Wall Street stock futures showed signs of stabilising on Tuesday, with contracts tracking the broad S&P 500 and the technology-heavy Nasdaq 100 up 0.9 and 1.1 per cent respectively.

Investors could take advantage of the recent fall in prices to buy coveted stocks cheaply, said Willem Sels, global chief investment officer at HSBC Global Private Bank. “The bottom is a solid bottom — most investors think that — and as we approach it, people are happy to pick up the quality names on their bucket list,” he said. “But we’re not expecting a V-shaped rally.”

Expectations of persistently high interest rates weighed on Chinese equities earlier in the session, with Hong Kong’s Hang Seng index falling as much as 1.9 per cent before trimming its losses to close 0.4 per cent lower. The mainland CSI 300 index finished 0.3 per cent lower. Japan’s Topix had a brighter day, up 1.3 per cent.

At last week’s meeting in Jackson Hole, Powell said successfully reducing inflation would probably result in lower economic growth for “a sustained period”.

Neel Kashkari, president of the Federal Reserve Bank of Minneapolis, said he was “happy” to see markets lose ground following Powell’s speech, because it indicated that investors had taken the Fed’s commitment to bring inflation back to 2 per cent seriously.

As UK markets reopened, the yield on the UK’s 10-year gilt added 0.11 percentage points on Tuesday to more than 2.7 per cent, catching up after large moves for other government bonds on Monday. The policy-sensitive two-year US yield had on Monday hit its highest level since 2007, as the price of the debt instrument fell.

Other government bond markets were relatively subdued during European morning trading, with the yield on the benchmark 10-year US Treasury note slipping 0.03 percentage points lower to 3.08 per cent and the equivalent German yield trading flat.

In currencies, the dollar slipped 0.4 per cent, having made gains since Powell’s comments in Wyoming.

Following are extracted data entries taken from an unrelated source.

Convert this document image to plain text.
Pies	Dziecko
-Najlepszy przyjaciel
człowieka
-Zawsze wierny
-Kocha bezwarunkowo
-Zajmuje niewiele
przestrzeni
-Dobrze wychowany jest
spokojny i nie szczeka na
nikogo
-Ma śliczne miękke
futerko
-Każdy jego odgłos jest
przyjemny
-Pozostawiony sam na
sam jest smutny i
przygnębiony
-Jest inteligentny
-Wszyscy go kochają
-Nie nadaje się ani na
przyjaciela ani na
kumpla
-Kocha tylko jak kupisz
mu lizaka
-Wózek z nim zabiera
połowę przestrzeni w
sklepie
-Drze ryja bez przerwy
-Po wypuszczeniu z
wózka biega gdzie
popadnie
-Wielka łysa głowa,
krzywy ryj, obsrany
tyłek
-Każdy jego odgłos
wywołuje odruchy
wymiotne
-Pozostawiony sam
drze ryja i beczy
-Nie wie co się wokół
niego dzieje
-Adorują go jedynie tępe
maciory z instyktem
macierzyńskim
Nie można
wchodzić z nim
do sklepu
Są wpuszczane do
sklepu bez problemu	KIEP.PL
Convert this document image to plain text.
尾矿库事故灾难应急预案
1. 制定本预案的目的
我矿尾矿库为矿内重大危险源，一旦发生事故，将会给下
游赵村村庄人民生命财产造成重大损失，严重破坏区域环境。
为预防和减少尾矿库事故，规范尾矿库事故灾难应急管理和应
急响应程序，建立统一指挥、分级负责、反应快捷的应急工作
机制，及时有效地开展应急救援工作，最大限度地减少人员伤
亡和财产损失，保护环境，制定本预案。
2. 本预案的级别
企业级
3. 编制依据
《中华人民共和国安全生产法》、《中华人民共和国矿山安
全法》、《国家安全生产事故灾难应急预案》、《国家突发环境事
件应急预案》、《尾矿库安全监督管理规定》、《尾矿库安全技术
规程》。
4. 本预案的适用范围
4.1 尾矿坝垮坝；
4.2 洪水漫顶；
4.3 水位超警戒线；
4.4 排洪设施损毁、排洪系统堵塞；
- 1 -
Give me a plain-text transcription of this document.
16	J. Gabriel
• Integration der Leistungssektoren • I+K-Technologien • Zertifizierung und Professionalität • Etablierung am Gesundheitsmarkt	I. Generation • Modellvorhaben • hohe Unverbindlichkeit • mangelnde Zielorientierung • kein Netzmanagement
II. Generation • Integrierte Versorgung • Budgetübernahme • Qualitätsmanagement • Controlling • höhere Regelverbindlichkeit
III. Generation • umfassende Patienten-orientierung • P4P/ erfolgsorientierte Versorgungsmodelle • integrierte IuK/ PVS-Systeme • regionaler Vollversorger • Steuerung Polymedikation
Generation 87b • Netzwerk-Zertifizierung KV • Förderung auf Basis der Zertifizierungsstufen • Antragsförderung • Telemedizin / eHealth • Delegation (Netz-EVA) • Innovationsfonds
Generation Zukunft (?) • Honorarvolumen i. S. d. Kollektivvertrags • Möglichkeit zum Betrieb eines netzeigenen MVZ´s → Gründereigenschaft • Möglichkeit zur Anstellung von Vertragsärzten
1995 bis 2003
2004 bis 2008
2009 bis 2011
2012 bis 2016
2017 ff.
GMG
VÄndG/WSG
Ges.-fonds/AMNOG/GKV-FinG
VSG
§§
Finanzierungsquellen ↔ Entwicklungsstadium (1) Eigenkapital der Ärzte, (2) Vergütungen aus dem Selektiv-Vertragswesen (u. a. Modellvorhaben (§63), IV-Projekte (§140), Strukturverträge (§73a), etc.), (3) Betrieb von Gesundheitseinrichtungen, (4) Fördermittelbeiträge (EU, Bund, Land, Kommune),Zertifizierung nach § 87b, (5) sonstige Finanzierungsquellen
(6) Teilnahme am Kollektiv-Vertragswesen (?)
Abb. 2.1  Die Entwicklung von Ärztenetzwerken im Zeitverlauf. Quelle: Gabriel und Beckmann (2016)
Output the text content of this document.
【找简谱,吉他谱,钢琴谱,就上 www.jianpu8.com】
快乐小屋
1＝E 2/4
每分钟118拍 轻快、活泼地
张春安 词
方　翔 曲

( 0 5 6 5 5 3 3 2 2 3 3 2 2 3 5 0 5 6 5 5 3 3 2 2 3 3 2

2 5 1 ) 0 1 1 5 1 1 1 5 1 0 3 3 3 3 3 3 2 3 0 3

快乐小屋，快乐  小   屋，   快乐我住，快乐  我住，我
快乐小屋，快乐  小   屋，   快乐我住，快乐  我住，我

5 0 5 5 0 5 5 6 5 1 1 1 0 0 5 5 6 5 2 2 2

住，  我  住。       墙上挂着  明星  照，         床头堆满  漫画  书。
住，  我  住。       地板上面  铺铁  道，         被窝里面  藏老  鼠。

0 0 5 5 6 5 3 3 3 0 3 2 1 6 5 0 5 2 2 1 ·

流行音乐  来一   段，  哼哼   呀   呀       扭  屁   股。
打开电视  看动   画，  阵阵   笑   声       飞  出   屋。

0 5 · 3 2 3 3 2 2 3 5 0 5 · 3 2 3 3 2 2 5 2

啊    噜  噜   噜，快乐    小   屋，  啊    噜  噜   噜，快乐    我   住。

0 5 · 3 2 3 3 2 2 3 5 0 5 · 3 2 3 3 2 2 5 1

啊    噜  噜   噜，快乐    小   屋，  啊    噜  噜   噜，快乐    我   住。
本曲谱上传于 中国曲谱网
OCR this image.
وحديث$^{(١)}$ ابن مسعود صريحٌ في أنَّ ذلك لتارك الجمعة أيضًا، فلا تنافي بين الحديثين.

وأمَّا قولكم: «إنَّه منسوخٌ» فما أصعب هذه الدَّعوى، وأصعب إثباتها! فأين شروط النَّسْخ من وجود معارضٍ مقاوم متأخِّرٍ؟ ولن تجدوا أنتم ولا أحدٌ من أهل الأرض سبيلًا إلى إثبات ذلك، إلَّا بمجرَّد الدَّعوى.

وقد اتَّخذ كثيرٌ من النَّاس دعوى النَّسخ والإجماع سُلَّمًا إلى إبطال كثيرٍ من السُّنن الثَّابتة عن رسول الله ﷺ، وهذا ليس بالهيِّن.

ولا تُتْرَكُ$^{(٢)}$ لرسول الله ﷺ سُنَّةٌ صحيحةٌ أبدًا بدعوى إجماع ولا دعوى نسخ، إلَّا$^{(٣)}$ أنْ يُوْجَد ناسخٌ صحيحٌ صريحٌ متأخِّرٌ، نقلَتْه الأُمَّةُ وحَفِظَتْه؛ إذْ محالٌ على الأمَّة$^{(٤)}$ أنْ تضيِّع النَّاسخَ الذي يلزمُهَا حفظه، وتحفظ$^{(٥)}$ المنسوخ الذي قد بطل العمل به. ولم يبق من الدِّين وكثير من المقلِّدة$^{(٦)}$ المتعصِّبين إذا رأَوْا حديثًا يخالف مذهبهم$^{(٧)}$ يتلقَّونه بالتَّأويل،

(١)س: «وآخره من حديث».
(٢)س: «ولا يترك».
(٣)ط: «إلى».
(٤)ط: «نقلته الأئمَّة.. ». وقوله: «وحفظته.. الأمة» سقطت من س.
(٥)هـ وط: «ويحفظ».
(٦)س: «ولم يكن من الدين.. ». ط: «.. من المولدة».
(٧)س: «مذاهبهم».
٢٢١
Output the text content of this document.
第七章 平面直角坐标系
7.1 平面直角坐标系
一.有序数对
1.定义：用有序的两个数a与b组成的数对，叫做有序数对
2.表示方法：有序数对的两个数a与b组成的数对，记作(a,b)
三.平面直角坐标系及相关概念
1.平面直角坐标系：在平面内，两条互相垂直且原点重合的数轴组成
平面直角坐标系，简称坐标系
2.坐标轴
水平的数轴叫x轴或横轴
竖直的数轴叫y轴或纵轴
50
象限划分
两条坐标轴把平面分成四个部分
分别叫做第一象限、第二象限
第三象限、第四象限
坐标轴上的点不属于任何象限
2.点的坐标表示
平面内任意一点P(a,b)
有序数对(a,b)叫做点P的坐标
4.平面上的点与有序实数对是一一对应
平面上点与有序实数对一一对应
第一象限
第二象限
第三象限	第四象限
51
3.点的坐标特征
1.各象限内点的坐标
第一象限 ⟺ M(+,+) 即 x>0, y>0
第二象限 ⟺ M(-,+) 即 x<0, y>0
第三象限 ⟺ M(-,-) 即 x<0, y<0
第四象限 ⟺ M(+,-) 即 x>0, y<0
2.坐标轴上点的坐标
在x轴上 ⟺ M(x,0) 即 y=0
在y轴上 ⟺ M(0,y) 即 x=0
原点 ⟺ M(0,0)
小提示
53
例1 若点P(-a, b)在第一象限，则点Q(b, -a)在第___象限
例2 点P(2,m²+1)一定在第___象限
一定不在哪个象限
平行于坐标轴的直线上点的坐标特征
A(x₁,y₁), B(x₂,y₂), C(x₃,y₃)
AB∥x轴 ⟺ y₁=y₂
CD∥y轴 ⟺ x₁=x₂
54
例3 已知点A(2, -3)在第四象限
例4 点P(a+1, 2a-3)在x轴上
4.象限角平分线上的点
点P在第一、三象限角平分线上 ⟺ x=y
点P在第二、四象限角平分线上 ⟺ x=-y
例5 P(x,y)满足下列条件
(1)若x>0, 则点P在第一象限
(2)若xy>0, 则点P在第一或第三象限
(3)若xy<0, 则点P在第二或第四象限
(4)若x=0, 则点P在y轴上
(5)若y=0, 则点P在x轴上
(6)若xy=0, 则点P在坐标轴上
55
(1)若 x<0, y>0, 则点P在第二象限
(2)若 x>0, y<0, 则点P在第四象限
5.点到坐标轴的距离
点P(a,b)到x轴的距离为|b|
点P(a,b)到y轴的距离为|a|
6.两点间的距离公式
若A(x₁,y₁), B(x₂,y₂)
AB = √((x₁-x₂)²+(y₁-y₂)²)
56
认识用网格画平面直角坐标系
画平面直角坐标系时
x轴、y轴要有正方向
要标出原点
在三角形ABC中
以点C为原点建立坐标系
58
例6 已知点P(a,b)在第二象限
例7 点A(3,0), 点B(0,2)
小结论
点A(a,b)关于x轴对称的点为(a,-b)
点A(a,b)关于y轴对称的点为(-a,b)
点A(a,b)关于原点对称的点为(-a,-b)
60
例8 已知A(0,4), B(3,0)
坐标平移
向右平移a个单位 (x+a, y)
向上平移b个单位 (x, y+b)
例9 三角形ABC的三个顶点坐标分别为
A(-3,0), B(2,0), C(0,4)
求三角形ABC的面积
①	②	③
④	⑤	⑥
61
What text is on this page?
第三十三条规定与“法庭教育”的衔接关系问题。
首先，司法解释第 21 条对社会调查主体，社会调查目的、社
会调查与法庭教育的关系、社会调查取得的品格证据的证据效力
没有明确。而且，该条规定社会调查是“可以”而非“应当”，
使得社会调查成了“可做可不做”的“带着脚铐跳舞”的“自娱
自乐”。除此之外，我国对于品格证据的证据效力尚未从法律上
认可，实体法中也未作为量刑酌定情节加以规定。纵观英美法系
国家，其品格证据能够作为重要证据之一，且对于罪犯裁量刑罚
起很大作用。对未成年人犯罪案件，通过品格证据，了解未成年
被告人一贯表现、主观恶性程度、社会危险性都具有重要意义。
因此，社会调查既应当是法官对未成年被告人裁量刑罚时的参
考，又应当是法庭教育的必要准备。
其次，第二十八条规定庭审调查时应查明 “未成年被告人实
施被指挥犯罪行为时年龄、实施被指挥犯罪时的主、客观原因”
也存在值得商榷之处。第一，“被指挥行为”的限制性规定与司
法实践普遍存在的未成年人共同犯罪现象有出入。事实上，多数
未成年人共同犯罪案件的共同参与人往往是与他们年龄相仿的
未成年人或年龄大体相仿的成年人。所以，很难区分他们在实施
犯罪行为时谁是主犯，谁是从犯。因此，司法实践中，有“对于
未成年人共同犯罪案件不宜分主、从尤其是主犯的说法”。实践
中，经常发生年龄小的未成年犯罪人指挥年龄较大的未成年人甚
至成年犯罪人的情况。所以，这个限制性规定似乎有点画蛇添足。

Fresh economic data due in the coming days will be scrutinised by investors for further clues about the health of the global economy, and how far and fast central banks will move to raise interest rates.

Eurozone inflation figures for August will be released on Wednesday, with economists polled by Reuters expecting a year-on-year reading of 9 per cent, up from 8.9 per cent in July.

US jobs data due on Friday may offer insights into the level of heat in the labour market of the world’s biggest economy. Economists polled by Reuters expect non-farm payrolls data to show the US added 300,000 new jobs in August.